九州場所は昨年初優勝を遂げた場所。「自分のターニングポイントになった場所。無理して出るつもりはないけど、できるだけ出たい」。5日から石川・七尾市で始まる秋巡業は初日から休場するが「巡業にも出られたら出たい。しっかり巡業の空気に入ることが大事。(千賀ノ浦)親方と相談して決める」と、途中合流の可能性も示唆しました。「来場所に向けて始まっている。番付発表前が大事」と力を込めました。

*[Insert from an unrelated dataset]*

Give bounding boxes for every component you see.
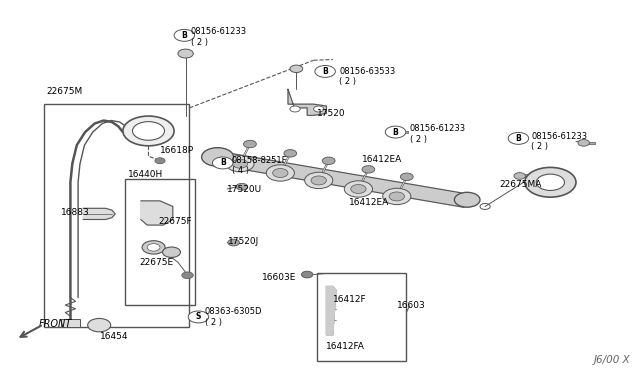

復活劇が一転、再び訪れた試練にも「ケガを含めて実力だから」と受け止めている様子。冬巡業に途中合流する可能性も示唆。昨年、初優勝した九州場所に大関としての“凱旋”も絶対にあきらめはしないのです。
侍大関の心
秋場所後の理事会で暴行問題を起こした兄弟子の十両貴ノ富士が、協会から引退を促されました。部屋を巡る騒がしさが収まらない中、部屋頭としての意気込みを問われると「とにかく一生懸命やることが大事。自分もけがを治してやるしかないと思っている」と話しました。また、「無理はしないけど出るという気持ち。一生懸命やればチャンスは巡ってくる」と語る貴景勝。23歳、侍大関の心は不屈のようです。